Each crisis has different specificities, but the political and social issues are so similar we can learn from earlier revolutionaries. In fact, Luxemburg paints a picture eerily prophetic of today’s multilayered crisis of environmental catastrophe, a pandemic which could have been prevented, and the resultant unprecedented economic disaster:

“Friedrich Engels once said: ‘Bourgeois society stands at the crossroads, either transition to socialism or regression into barbarism.’ What does ‘regression into barbarism’ mean to our lofty European civilization? Until now, we have all probably read and repeated these words thoughtlessly, without suspecting their fearsome seriousness.

“A look around us at this moment shows what the regression of bourgeois society into barbarism means. This world war is a regression into barbarism... the annihilation of civilization... Today, we face the choice exactly as Friedrich Engels foresaw it a generation ago: either the triumph of [capitalism] and the collapse of all civilization as in ancient Rome, depopulation, desolation, degeneration – a great cemetery. Or the victory of socialism.”

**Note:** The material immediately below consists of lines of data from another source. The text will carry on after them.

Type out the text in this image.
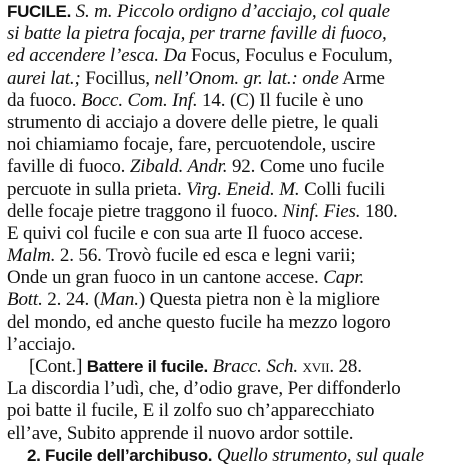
FUCILE. S. m. Piccolo ordigno d’acciajo, col quale
si batte la pietra focaja, per trarne faville di fuoco,
ed accendere l’esca. Da Focus, Foculus e Foculum,
aurei lat.; Focillus, nell’Onom. gr. lat.: onde Arme
da fuoco. Bocc. Com. Inf. 14. (C) Il fucile è uno
strumento di acciajo a dovere delle pietre, le quali
noi chiamiamo focaje, fare, percuotendole, uscire
faville di fuoco. Zibald. Andr. 92. Come uno fucile
percuote in sulla prieta. Virg. Eneid. M. Colli fucili
delle focaje pietre traggono il fuoco. Ninf. Fies. 180.
E quivi col fucile e con sua arte Il fuoco accese.
Malm. 2. 56. Trovò fucile ed esca e legni varii;
Onde un gran fuoco in un cantone accese. Capr.
Bott. 2. 24. (Man.) Questa pietra non è la migliore
del mondo, ed anche questo fucile ha mezzo logoro
l’acciajo.
[Cont.] Battere il fucile. Bracc. Sch. xvii. 28.
La discordia l’udì, che, d’odio grave, Per diffonderlo
poi batte il fucile, E il zolfo suo ch’apparecchiato
ell’ave, Subito apprende il nuovo ardor sottile.
2. Fucile dell’archibuso. Quello strumento, sul quale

Luxemburg the revolutionary would be murdered in January 1919 by her old party, the Social Democrats, but not before she helped to found German Communist Party. It would lead a revolutionary struggle before the final victory of capitalism in 1923 and the rise of fascism. Luxemburg never wavered in her confidence that the working class could overturn capitalism and build a socialist society. Her words are a clarion call for those who a century later yearn for a decent world, for an end to capitalism:

“The victory of socialism will not descend from heaven. It can only be won by a long chain of violent tests of strength between the old and the new powers. The international proletariat...will thereby learn to try to take its history into its own hands; instead of remaining a will-less football, it will take the tiller of social life and become the pilot to the goal of its own history.”